Marcello Seri (University of Groningen)

Geometric integration via the contact lenses

Geometric integrators are numerical schemes that, by construction, approximately preserve certain geometric invariants of the integrated flows.

In the talk we will present of a new family of geometric integrators for non-conservative systems defined in terms of contact geometry.

We will then show some of their properties and motivate their relevance on some examples from celestial mechanics and non-linear oscillators.

Robbin Bastiaansen (Utrecht University)

Fragmented tipping in a spatially heterogeneous world

Many climate subsystems are thought to be susceptible to tipping—and some might be close to a tipping point. The general belief and intuition, based on simple conceptual models of tipping elements, is that tipping leads to reorganization of the full (sub)system. Here, we explore tipping in conceptual, but spatially extended and spatially heterogenous models. These are extensions of conceptual models taken from all sorts of climate system components on multiple spatial scales. By analysis of the bifurcation structure of such systems, special stable equilibrium states are revealed: coexistence states with part of the spatial domain in one state, and part in another, with a spatial interface between these regions. These coexistence states critically depend on the size and the spatial heterogeneity of the (sub)system. In particular, in these systems the crossing of a tipping point not necessarily leads to a full reorganization of the system. Instead, it might lead to a reorganization of only part of the spatial domain, limiting the impact of these events on the system’s functioning.

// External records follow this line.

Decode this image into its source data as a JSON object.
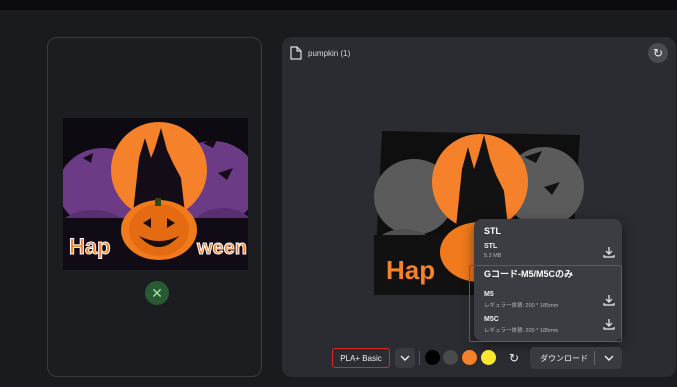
{
  "file": {
    "name": "pumpkin (1)"
  },
  "poster": {
    "text_left": "Hap",
    "text_right": "ween"
  },
  "download_menu": {
    "stl_section_title": "STL",
    "stl_item": {
      "title": "STL",
      "size": "5.2 MB"
    },
    "gcode_section_title": "Gコード-M5/M5Cのみ",
    "gcode_items": [
      {
        "title": "M5",
        "volume": "レギュラー体積: 200 * 185mm"
      },
      {
        "title": "M5C",
        "volume": "レギュラー体積: 200 * 185mm"
      }
    ]
  },
  "toolbar": {
    "material_label": "PLA+ Basic",
    "swatches": [
      "#000000",
      "#4a4a4a",
      "#f5812b",
      "#fce730"
    ],
    "download_label": "ダウンロード"
  },
  "colors": {
    "accent_red": "#d42a2a",
    "panel": "#2b2c31",
    "orange": "#f5812b",
    "purple": "#6b3b86"
  }
}
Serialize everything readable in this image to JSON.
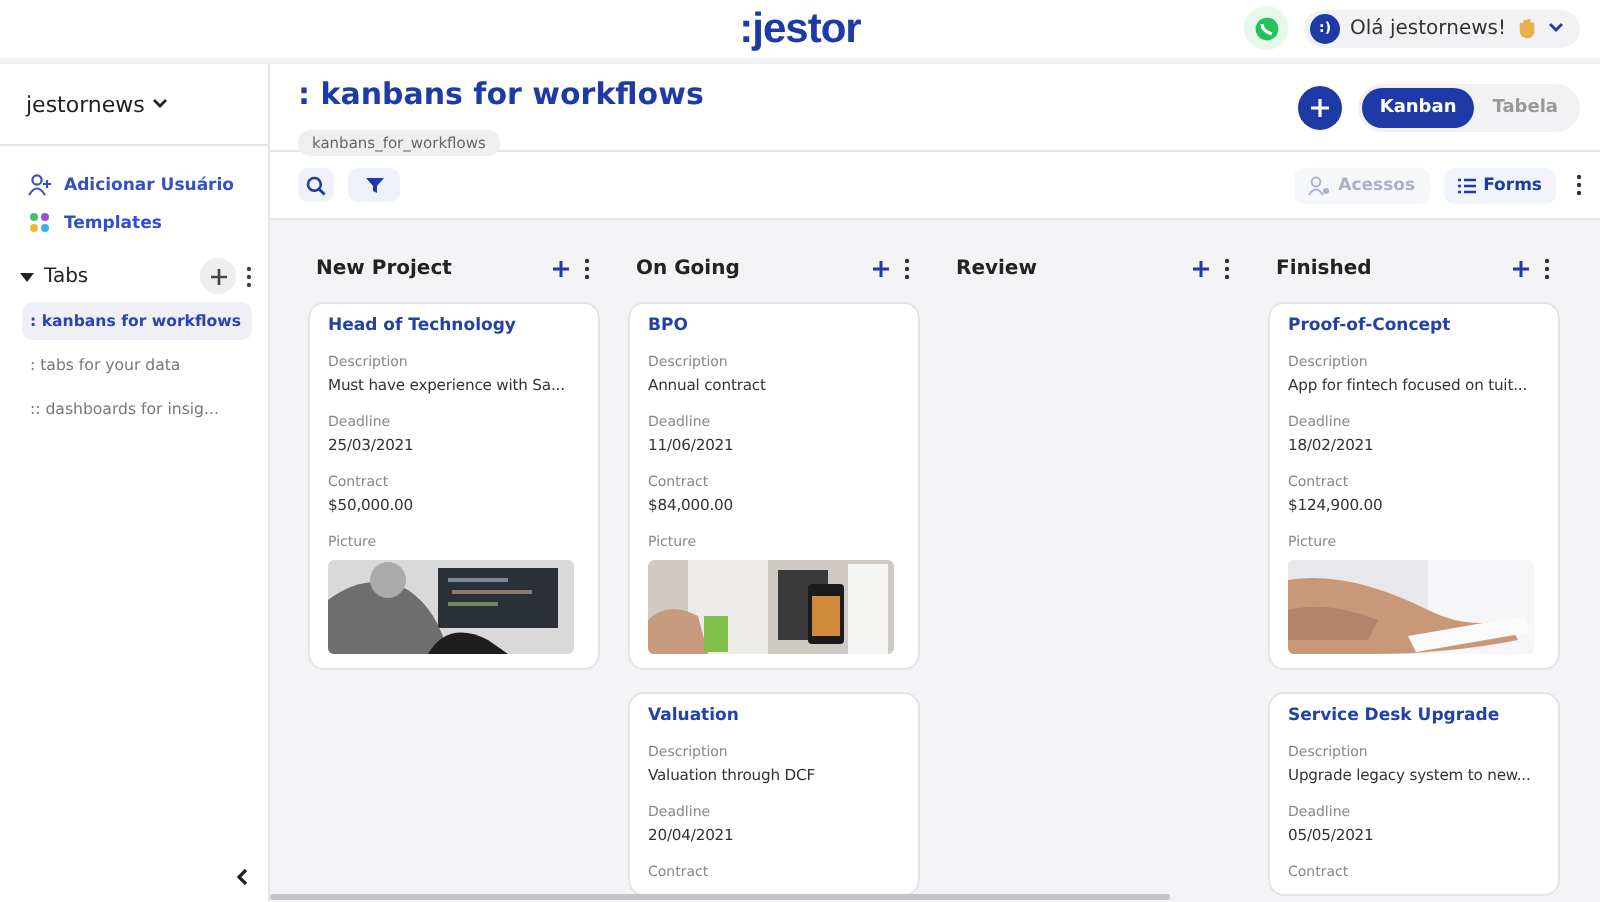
{
  "top_bar": {
    "logo": ":jestor",
    "greeting": "Olá jestornews!",
    "avatar": ":)"
  },
  "sidebar": {
    "workspace": "jestornews",
    "links": [
      "Adicionar Usuário",
      "Templates"
    ],
    "tabs_section": {
      "title": "Tabs",
      "expanded": true
    },
    "tabs": [
      {
        "label": ": kanbans for workflows",
        "selected": true
      },
      {
        "label": ": tabs for your data",
        "selected": false
      },
      {
        "label": ":: dashboards for insig...",
        "selected": false
      }
    ]
  },
  "header": {
    "title": ": kanbans for workflows",
    "slug": "kanbans_for_workflows",
    "views": [
      {
        "label": "Kanban",
        "selected": true
      },
      {
        "label": "Tabela",
        "selected": false
      }
    ]
  },
  "toolbar": {
    "buttons": [
      {
        "label": "Acessos",
        "disabled": true
      },
      {
        "label": "Forms",
        "disabled": false
      }
    ]
  },
  "board": {
    "columns": [
      {
        "title": "New Project",
        "cards": [
          {
            "title": "Head of Technology",
            "fields": [
              {
                "kind": "text",
                "label": "Description",
                "value": "Must have experience with Sa..."
              },
              {
                "kind": "text",
                "label": "Deadline",
                "value": "25/03/2021"
              },
              {
                "kind": "text",
                "label": "Contract",
                "value": "$50,000.00"
              },
              {
                "kind": "picture",
                "label": "Picture"
              }
            ]
          }
        ]
      },
      {
        "title": "On Going",
        "cards": [
          {
            "title": "BPO",
            "fields": [
              {
                "kind": "text",
                "label": "Description",
                "value": "Annual contract"
              },
              {
                "kind": "text",
                "label": "Deadline",
                "value": "11/06/2021"
              },
              {
                "kind": "text",
                "label": "Contract",
                "value": "$84,000.00"
              },
              {
                "kind": "picture",
                "label": "Picture"
              }
            ]
          },
          {
            "title": "Valuation",
            "fields": [
              {
                "kind": "text",
                "label": "Description",
                "value": "Valuation through DCF"
              },
              {
                "kind": "text",
                "label": "Deadline",
                "value": "20/04/2021"
              },
              {
                "kind": "text",
                "label": "Contract"
              }
            ]
          }
        ]
      },
      {
        "title": "Review"
      },
      {
        "title": "Finished",
        "cards": [
          {
            "title": "Proof-of-Concept",
            "fields": [
              {
                "kind": "text",
                "label": "Description",
                "value": "App for fintech focused on tuit..."
              },
              {
                "kind": "text",
                "label": "Deadline",
                "value": "18/02/2021"
              },
              {
                "kind": "text",
                "label": "Contract",
                "value": "$124,900.00"
              },
              {
                "kind": "picture",
                "label": "Picture"
              }
            ]
          },
          {
            "title": "Service Desk Upgrade",
            "fields": [
              {
                "kind": "text",
                "label": "Description",
                "value": "Upgrade legacy system to new..."
              },
              {
                "kind": "text",
                "label": "Deadline",
                "value": "05/05/2021"
              },
              {
                "kind": "text",
                "label": "Contract"
              }
            ]
          }
        ]
      }
    ]
  }
}
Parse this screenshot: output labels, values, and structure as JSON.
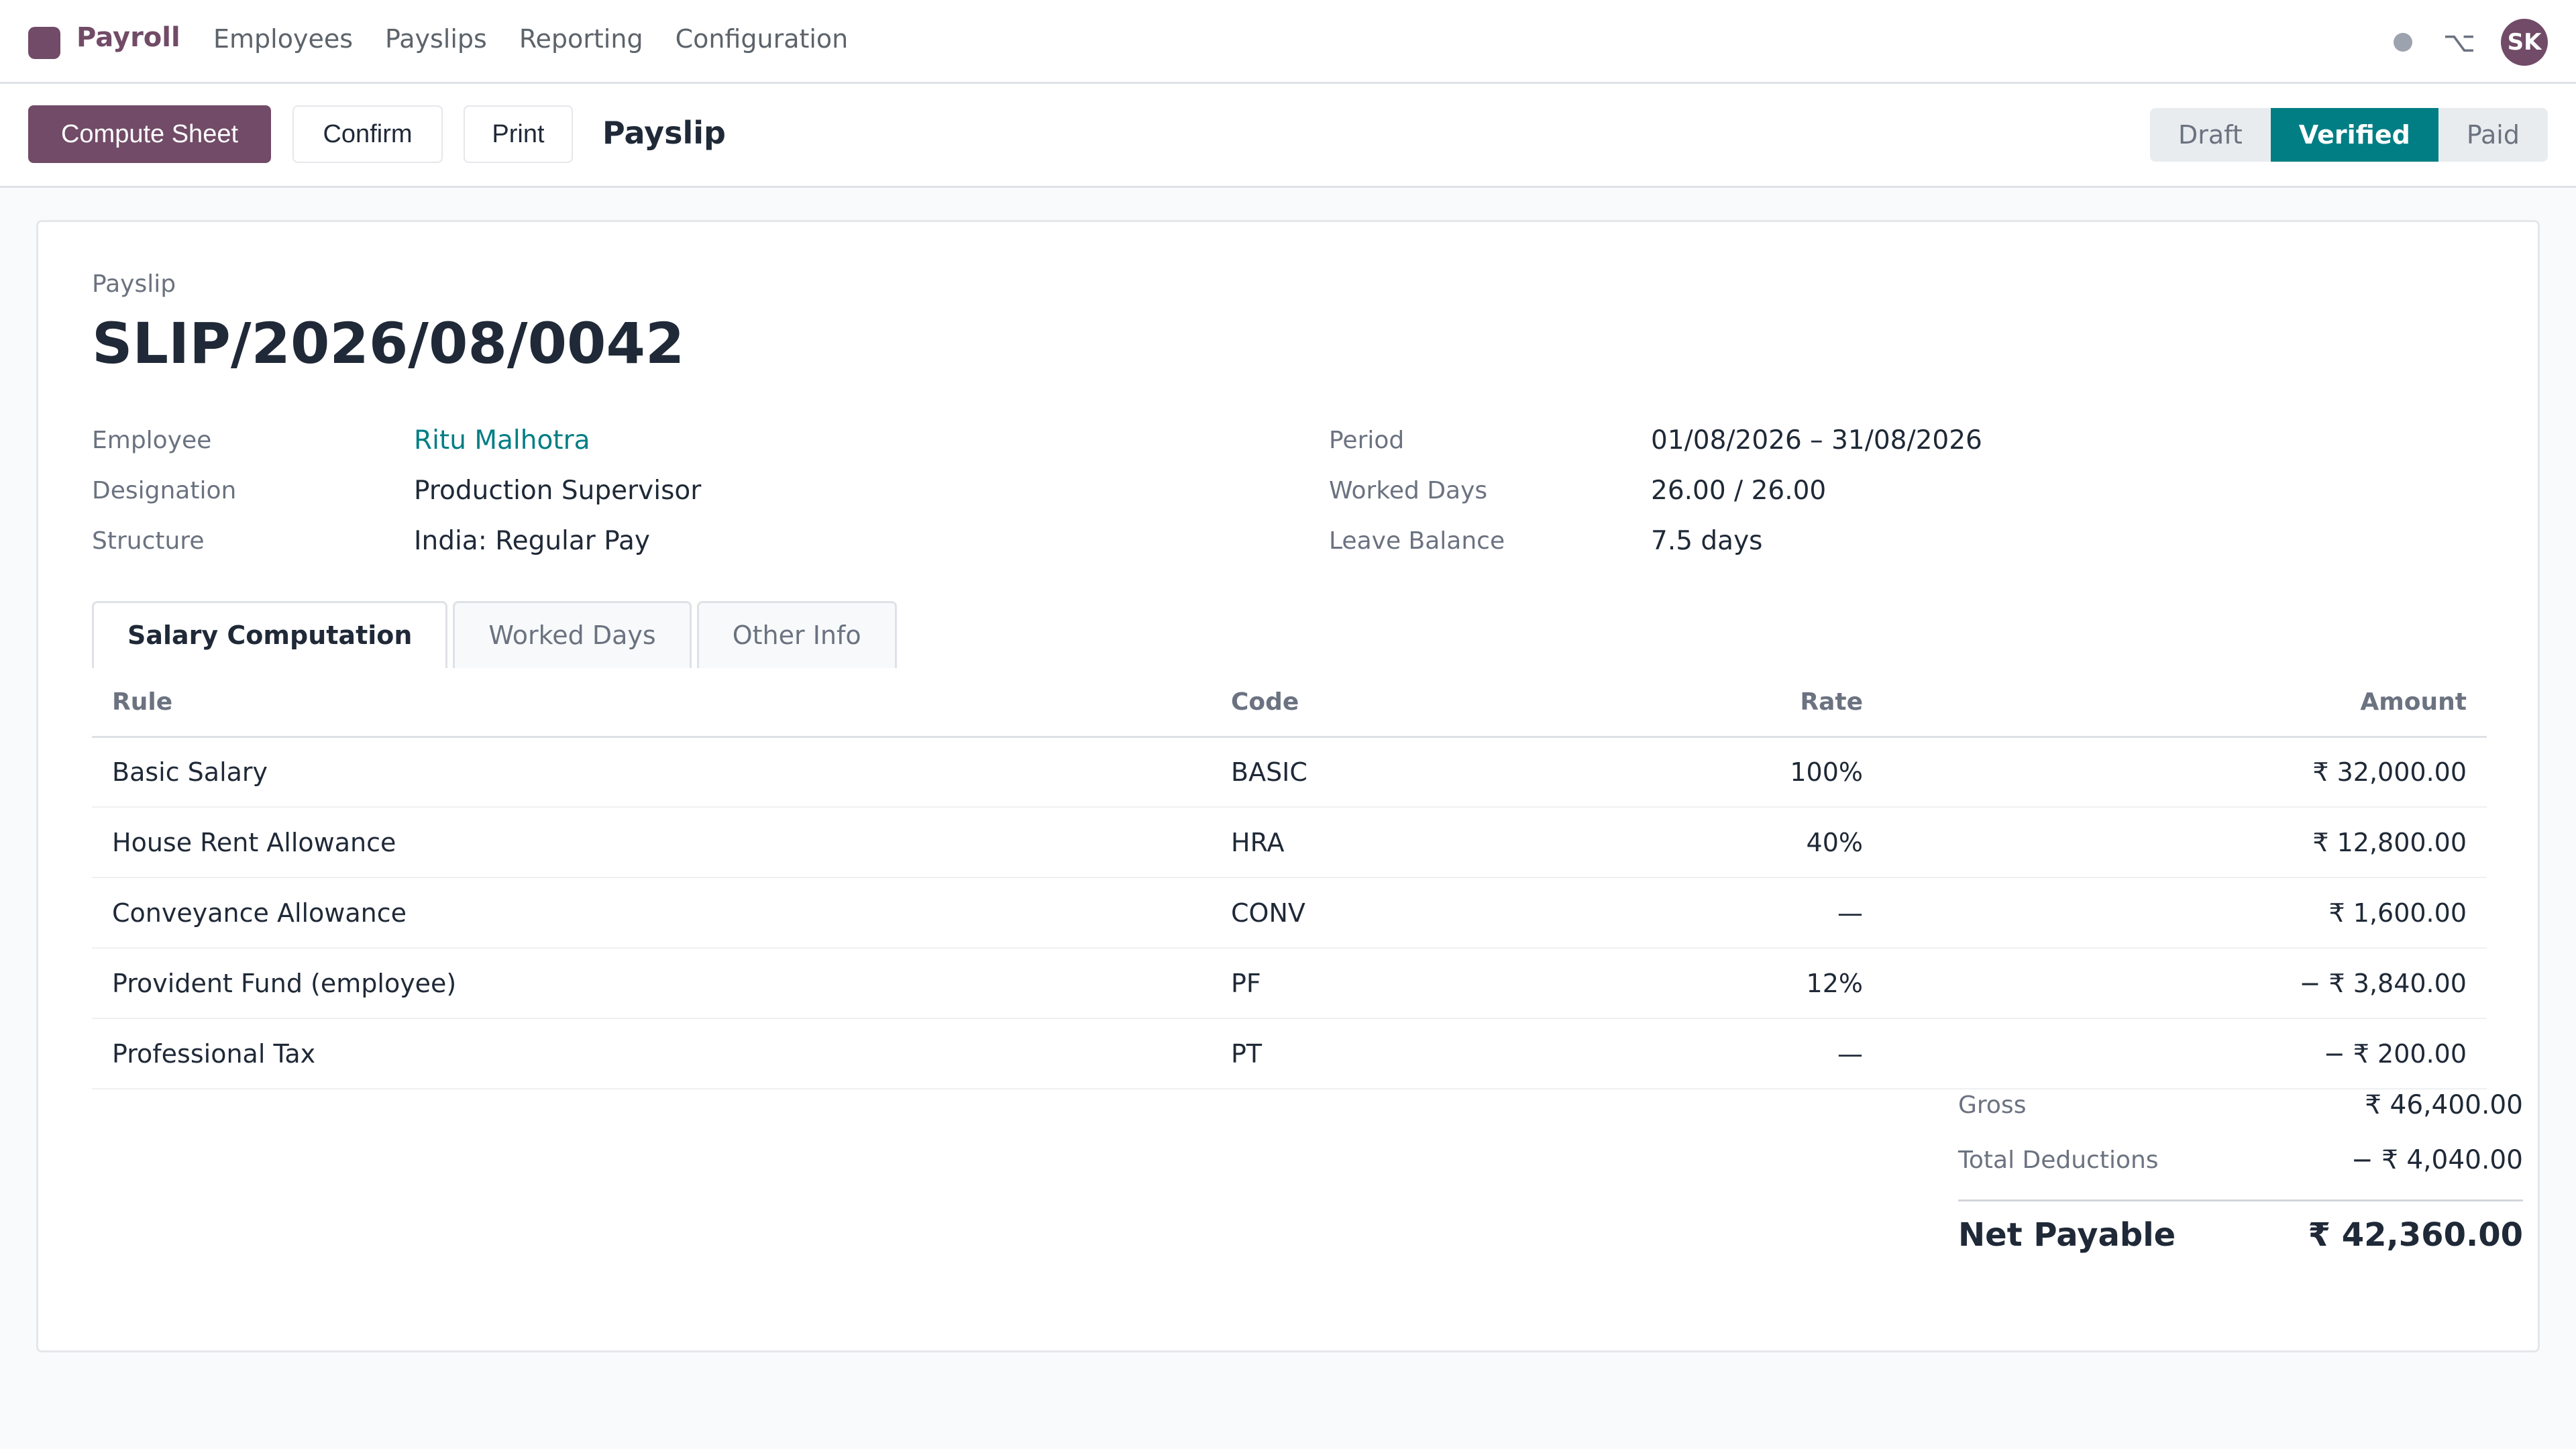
{
  "app": {
    "name": "Payroll",
    "menu": [
      "Employees",
      "Payslips",
      "Reporting",
      "Configuration"
    ],
    "user_initials": "SK",
    "brand_color": "#714b67",
    "accent_color": "#017e84"
  },
  "control": {
    "compute_label": "Compute Sheet",
    "confirm_label": "Confirm",
    "print_label": "Print",
    "breadcrumb": "Payslip",
    "status_steps": [
      "Draft",
      "Verified",
      "Paid"
    ],
    "current_status": "Verified"
  },
  "sheet": {
    "label": "Payslip",
    "number": "SLIP/2026/08/0042",
    "left_fields": [
      {
        "label": "Employee",
        "value": "Ritu Malhotra"
      },
      {
        "label": "Designation",
        "value": "Production Supervisor"
      },
      {
        "label": "Structure",
        "value": "India: Regular Pay"
      }
    ],
    "right_fields": [
      {
        "label": "Period",
        "value": "01/08/2026 – 31/08/2026"
      },
      {
        "label": "Worked Days",
        "value": "26.00 / 26.00"
      },
      {
        "label": "Leave Balance",
        "value": "7.5 days"
      }
    ],
    "tabs": [
      "Salary Computation",
      "Worked Days",
      "Other Info"
    ],
    "active_tab": "Salary Computation"
  },
  "table": {
    "headers": [
      "Rule",
      "Code",
      "Rate",
      "Amount"
    ],
    "rows": [
      {
        "rule": "Basic Salary",
        "code": "BASIC",
        "rate": "100%",
        "amount": "₹ 32,000.00"
      },
      {
        "rule": "House Rent Allowance",
        "code": "HRA",
        "rate": "40%",
        "amount": "₹ 12,800.00"
      },
      {
        "rule": "Conveyance Allowance",
        "code": "CONV",
        "rate": "—",
        "amount": "₹ 1,600.00"
      },
      {
        "rule": "Provident Fund (employee)",
        "code": "PF",
        "rate": "12%",
        "amount": "− ₹ 3,840.00"
      },
      {
        "rule": "Professional Tax",
        "code": "PT",
        "rate": "—",
        "amount": "− ₹ 200.00"
      }
    ]
  },
  "totals": {
    "gross_label": "Gross",
    "gross_value": "₹ 46,400.00",
    "deductions_label": "Total Deductions",
    "deductions_value": "− ₹ 4,040.00",
    "net_label": "Net Payable",
    "net_value": "₹ 42,360.00"
  }
}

Alethea Barbaro (TU Delft)

A contagion model for fearful crowds

What would you do if you were at a crowded event, and all of a sudden, you hear people screaming?  Would you start pushing?  Would you run for the exits? We all hear about the tragic sequelae of such situations in the news, yet most mathematical models for pedestrian dynamics fail to account for the emotional component of these situations. The models generally consider this to be a problem with purely physical components and constraints.  In this talk, we will introduce an agent-based flocking model for crowd dynamics where every agent has an evolving emotional variable in addition to a position and velocity.  The emotion levels vary based on the emotions of nearby agents, and this, in turn, affects the agent’s velocity.  We will detail the agent-based model, show simulations, and then derive a corresponding kinetic equation.